The Scheme of Amalgamation aimed at pooling resources and infrastructure of the entities for mutual benefit, enhancing operational efficiencies, and maximizing shareholder value. The proposed amalgamation would lead to the cancellation of equity shares held by the transferee company in the transferor company, as the latter was a wholly owned subsidiary of the former. The Board of Directors of the transferor company had approved the scheme, and the court had earlier dispensed with the requirement of convening meetings of shareholders and creditors for approval of the scheme.

Notices were issued to the Regional Director and the Official Liquidator, with citations published in newspapers as required. The Official Liquidator reported no complaints against the scheme, and the Regional Director highlighted key aspects of the scheme related to employees, accounting treatment, and dissolution process. The Regional Director also requested the filing of balance sheets, which the petitioner company explained was pending due to the ongoing amalgamation process.

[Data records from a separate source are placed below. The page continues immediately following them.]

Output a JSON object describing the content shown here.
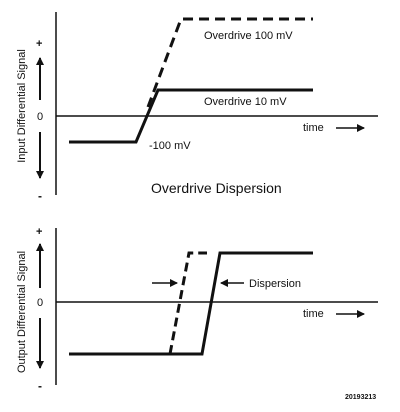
{
  "top_panel": {
    "y_axis_label": "Input Differential Signal",
    "plus_sign": "+",
    "minus_sign": "-",
    "zero_label": "0",
    "time_label": "time",
    "annotations": {
      "overdrive_100": "Overdrive 100 mV",
      "overdrive_10": "Overdrive 10 mV",
      "minus_100": "-100 mV"
    }
  },
  "center_title": "Overdrive Dispersion",
  "bottom_panel": {
    "y_axis_label": "Output Differential Signal",
    "plus_sign": "+",
    "minus_sign": "-",
    "zero_label": "0",
    "time_label": "time",
    "annotations": {
      "dispersion": "Dispersion"
    }
  },
  "figure_id": "20193213",
  "colors": {
    "ink": "#111111",
    "background": "#ffffff"
  }
}
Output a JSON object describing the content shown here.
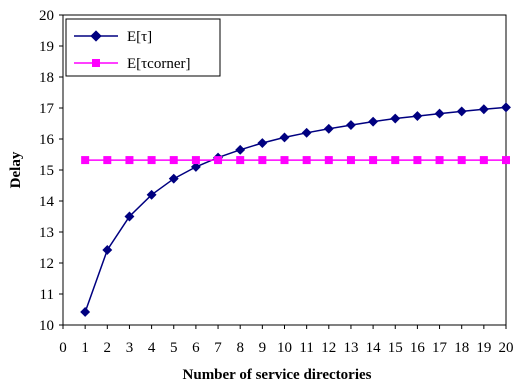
{
  "chart_data": {
    "type": "line",
    "title": "",
    "xlabel": "Number of service directories",
    "ylabel": "Delay",
    "xlim": [
      0,
      20
    ],
    "ylim": [
      10,
      20
    ],
    "x_ticks": [
      "0",
      "1",
      "2",
      "3",
      "4",
      "5",
      "6",
      "7",
      "8",
      "9",
      "10",
      "11",
      "12",
      "13",
      "14",
      "15",
      "16",
      "17",
      "18",
      "19",
      "20"
    ],
    "y_ticks": [
      "10",
      "11",
      "12",
      "13",
      "14",
      "15",
      "16",
      "17",
      "18",
      "19",
      "20"
    ],
    "grid": false,
    "legend_position": "top-left",
    "x": [
      1,
      2,
      3,
      4,
      5,
      6,
      7,
      8,
      9,
      10,
      11,
      12,
      13,
      14,
      15,
      16,
      17,
      18,
      19,
      20
    ],
    "series": [
      {
        "name": "E[τ]",
        "color": "#000080",
        "marker": "diamond",
        "values": [
          10.42,
          12.42,
          13.5,
          14.2,
          14.72,
          15.1,
          15.4,
          15.65,
          15.87,
          16.05,
          16.2,
          16.33,
          16.45,
          16.56,
          16.66,
          16.74,
          16.82,
          16.89,
          16.96,
          17.02
        ]
      },
      {
        "name": "E[τcorner]",
        "color": "#ff00ff",
        "marker": "square",
        "values": [
          15.32,
          15.32,
          15.32,
          15.32,
          15.32,
          15.32,
          15.32,
          15.32,
          15.32,
          15.32,
          15.32,
          15.32,
          15.32,
          15.32,
          15.32,
          15.32,
          15.32,
          15.32,
          15.32,
          15.32
        ]
      }
    ]
  }
}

No objections were received to the scheme, and with the approval of equity shareholders, along with no objections from the Official Liquidator and Regional Director, the court granted sanction to the Scheme of Amalgamation under Sections 391 and 394 of the Companies Act, 1956. The petitioner was directed to comply with statutory requirements within 30 days and was required to pay costs as agreed. The order clarified that it did not exempt the payment of stamp duty, and upon sanction, the transferor company would stand dissolved without winding up.

In conclusion, the petition seeking sanction for the Scheme of Amalgamation was allowed by the court, with detailed considerations of compliance, approvals, and procedural requirements, ensuring a lawful and beneficial transition for the involved companies.